For a better understanding, I highly recommend reviewing the potential narrative and charts laid out in Part 1Part 2Part 3Part 4 and Part 5 of this missive.

Flashpoint to Singularity?

From Part 2: "This contraction could be the flashpoint or tipping point, just prior to collapse into singularity, rapid, violent and destructive. Cause and effect, a self reinforcing vortex, wash, rinse, spin, repeat."
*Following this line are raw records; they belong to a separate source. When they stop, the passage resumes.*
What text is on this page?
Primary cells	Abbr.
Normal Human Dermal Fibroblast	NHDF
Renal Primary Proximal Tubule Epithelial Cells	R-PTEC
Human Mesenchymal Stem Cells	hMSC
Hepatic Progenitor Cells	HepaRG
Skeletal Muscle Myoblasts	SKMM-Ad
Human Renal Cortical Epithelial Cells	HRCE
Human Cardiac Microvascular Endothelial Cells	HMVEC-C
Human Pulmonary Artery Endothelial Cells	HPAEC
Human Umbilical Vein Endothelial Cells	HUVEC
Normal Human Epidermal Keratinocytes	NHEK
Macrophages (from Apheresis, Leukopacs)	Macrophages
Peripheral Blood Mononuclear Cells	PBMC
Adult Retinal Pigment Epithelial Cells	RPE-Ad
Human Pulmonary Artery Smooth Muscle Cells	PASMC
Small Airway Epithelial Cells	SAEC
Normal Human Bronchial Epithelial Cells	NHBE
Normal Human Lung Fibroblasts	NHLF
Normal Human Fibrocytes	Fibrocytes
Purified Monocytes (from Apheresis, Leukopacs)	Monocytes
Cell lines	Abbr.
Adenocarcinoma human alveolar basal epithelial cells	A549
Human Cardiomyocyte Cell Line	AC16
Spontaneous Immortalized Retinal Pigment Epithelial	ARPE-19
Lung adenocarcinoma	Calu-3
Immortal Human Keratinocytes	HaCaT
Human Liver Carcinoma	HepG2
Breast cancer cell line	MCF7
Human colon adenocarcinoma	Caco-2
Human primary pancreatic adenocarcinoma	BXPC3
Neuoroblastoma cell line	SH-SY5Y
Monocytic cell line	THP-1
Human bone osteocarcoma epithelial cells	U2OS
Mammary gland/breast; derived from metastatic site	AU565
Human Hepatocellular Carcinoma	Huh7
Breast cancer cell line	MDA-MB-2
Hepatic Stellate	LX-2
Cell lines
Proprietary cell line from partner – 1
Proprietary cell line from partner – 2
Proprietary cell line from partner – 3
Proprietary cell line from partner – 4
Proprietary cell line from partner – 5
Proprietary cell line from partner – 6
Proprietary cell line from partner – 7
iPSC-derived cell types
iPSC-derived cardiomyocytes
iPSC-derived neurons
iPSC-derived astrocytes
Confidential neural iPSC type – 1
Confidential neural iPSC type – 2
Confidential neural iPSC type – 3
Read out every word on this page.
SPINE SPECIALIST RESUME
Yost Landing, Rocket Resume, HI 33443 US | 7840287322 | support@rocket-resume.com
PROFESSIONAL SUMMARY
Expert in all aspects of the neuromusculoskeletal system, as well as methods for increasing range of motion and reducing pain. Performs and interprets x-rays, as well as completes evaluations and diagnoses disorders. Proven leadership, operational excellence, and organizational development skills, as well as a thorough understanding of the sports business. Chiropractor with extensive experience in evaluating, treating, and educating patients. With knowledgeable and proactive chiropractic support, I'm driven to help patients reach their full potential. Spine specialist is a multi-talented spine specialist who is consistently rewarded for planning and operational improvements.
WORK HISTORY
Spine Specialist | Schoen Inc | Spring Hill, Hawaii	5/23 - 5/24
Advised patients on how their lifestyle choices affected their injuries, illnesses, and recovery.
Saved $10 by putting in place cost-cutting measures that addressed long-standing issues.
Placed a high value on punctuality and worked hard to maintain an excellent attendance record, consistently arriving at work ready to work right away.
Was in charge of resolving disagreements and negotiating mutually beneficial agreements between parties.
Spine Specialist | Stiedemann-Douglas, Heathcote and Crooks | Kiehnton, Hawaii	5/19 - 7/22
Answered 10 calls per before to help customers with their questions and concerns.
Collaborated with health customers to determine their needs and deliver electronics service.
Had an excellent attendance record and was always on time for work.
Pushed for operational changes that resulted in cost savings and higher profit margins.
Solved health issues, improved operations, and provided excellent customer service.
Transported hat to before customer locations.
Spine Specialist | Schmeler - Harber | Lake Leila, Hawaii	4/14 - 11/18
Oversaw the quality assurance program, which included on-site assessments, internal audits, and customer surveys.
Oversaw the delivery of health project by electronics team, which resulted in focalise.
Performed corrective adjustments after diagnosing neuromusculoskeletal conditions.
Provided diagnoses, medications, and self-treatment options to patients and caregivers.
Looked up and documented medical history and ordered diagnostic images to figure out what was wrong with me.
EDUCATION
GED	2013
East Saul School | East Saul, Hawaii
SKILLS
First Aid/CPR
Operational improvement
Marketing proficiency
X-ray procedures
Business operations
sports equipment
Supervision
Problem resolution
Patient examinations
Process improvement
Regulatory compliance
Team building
Regarding the correlation of ED (eurodollar) futures to the SP500 brought up at the end of Part 5... I can hear it now, as one reader might say, what the hell did I just try and read? Inquiring minds want to know, what the hell do loans (which is what eurodollar futures are) on dollar deposits in a foreign bank have to do with energy, oil, commodities, interest rates, USTs, bonds, high yield, emerging markets, the dollar, market liquidity and asset inflation? As Ricky would say to Lucy, we are going to "splain" the giant elephant sitting in the middle of the room. 3 month ED futures positioning by the large commercial traders is calling for a capitulation in contract prices, starting within the next 30 days.
When shorting, the elephants are borrowing today (locking in at a lower rate) and betting on lower contract prices, meaning higher libor rates (rising) and higher dollar (rising) at the time of expiration. Why? Hmm, the real professionals aren't buying into the media narrative? Perhaps they see some of the following? Contracting economic trajectory across the board, pointing to slowing economic conditions, less petro dollars in the ED market. Resulting in a spiking dollar, and higher risk premia, self reinforcing the cycle and causing a December flash crash in commodities. Pushing oil, energy, HY and EM bonds further into distress, potentially causing a reversion to the mean in defaults, snowballing into higher rates, causing hedging (derivative futures, illiquid ETFs at $18T, now exceeding US GDP) and term mismatches, leading to potentially severe market liquidity issues. And the Fed doesn't even have to raise for any of this to occur, that would be more sauce for the goose. We will visit the asset inflation later.